Пока бабушка и тетя собирались, я сварила нам крепкого кофе. Мне не хотелось отпускать родственников на такси, но чтобы сесть за руль, требовался заряд кофеина. С ароматной дымящейся чашкой я вышла на балкон, откуда был виден почти весь Романовец – серые хрущевки, темные линии дорог, красно-белые трубы котельной. Некогда родной город сейчас предстал во всей натуральной красе – мрачный, холодный, негостеприимный. Я сделала глоток кофе и через стекло посмотрела в комнату: тетя и бабушка уже собрались, и я вдруг почувствовала, что завидую им, потому что они уезжают, а мне придется остаться.
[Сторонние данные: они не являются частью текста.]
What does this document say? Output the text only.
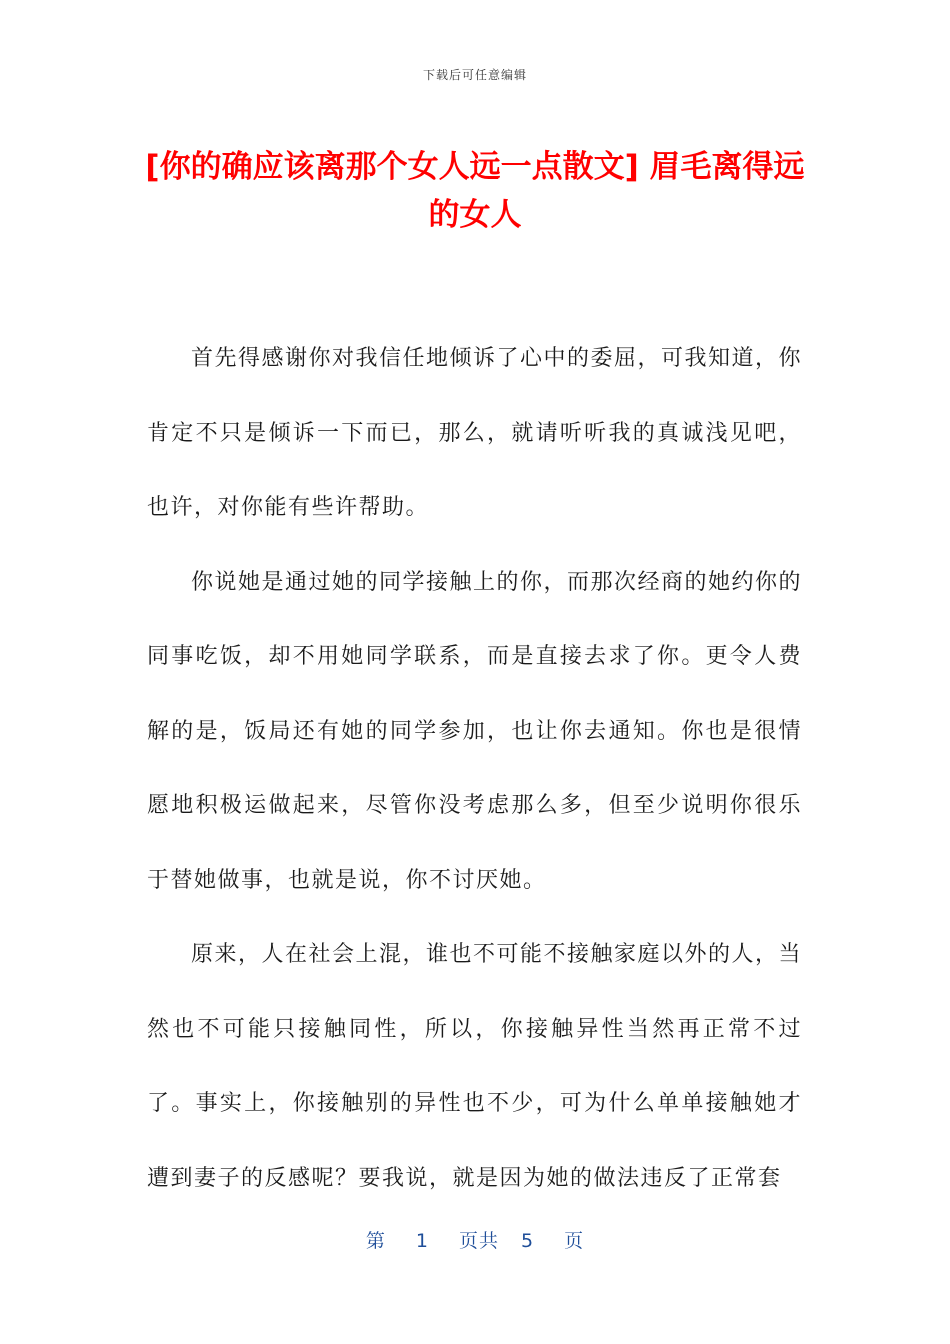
下载后可任意编辑
[你的确应该离那个女人远一点散文] 眉毛离得远的女人

首先得感谢你对我信任地倾诉了心中的委屈，可我知道，你肯定不只是倾诉一下而已，那么，就请听听我的真诚浅见吧，也许，对你能有些许帮助。

你说她是通过她的同学接触上的你，而那次经商的她约你的同事吃饭，却不用她同学联系，而是直接去求了你。更令人费解的是，饭局还有她的同学参加，也让你去通知。你也是很情愿地积极运做起来，尽管你没考虑那么多，但至少说明你很乐于替她做事，也就是说，你不讨厌她。

原来，人在社会上混，谁也不可能不接触家庭以外的人，当然也不可能只接触同性，所以，你接触异性当然再正常不过了。事实上，你接触别的异性也不少，可为什么单单接触她才遭到妻子的反感呢？要我说，就是因为她的做法违反了正常套

第 1 页共 5 页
– Лина, нам пора! Мы еще успеваем на дневной экспресс, – крикнула из комнаты тетя и отодвинула от себя пустую чашку.
Я довезла их до вокзала и посадила в вагон. Бабуля хотела, чтобы я осталась с ними в купе до отправления, но долгие прощания причинили бы лишнюю боль. Я стояла на перроне пока их поезд не тронулся.
Прошла только половина субботы, а мне казалось, что этот день тянется целую неделю. Лучше бы скорее наступило воскресенье, может тогда станет хотя бы немного легче? Конечно же нет. Я посмотрела на телефон, вдруг пропустила мамин вызов, но дисплей оставался пустым. Если она не звонила, значит, все еще в пекарне. Вдруг кто-то действительно пришел на папины поминки? Я завела машину и, не дождавшись, пока она прогреется, нажала на газ.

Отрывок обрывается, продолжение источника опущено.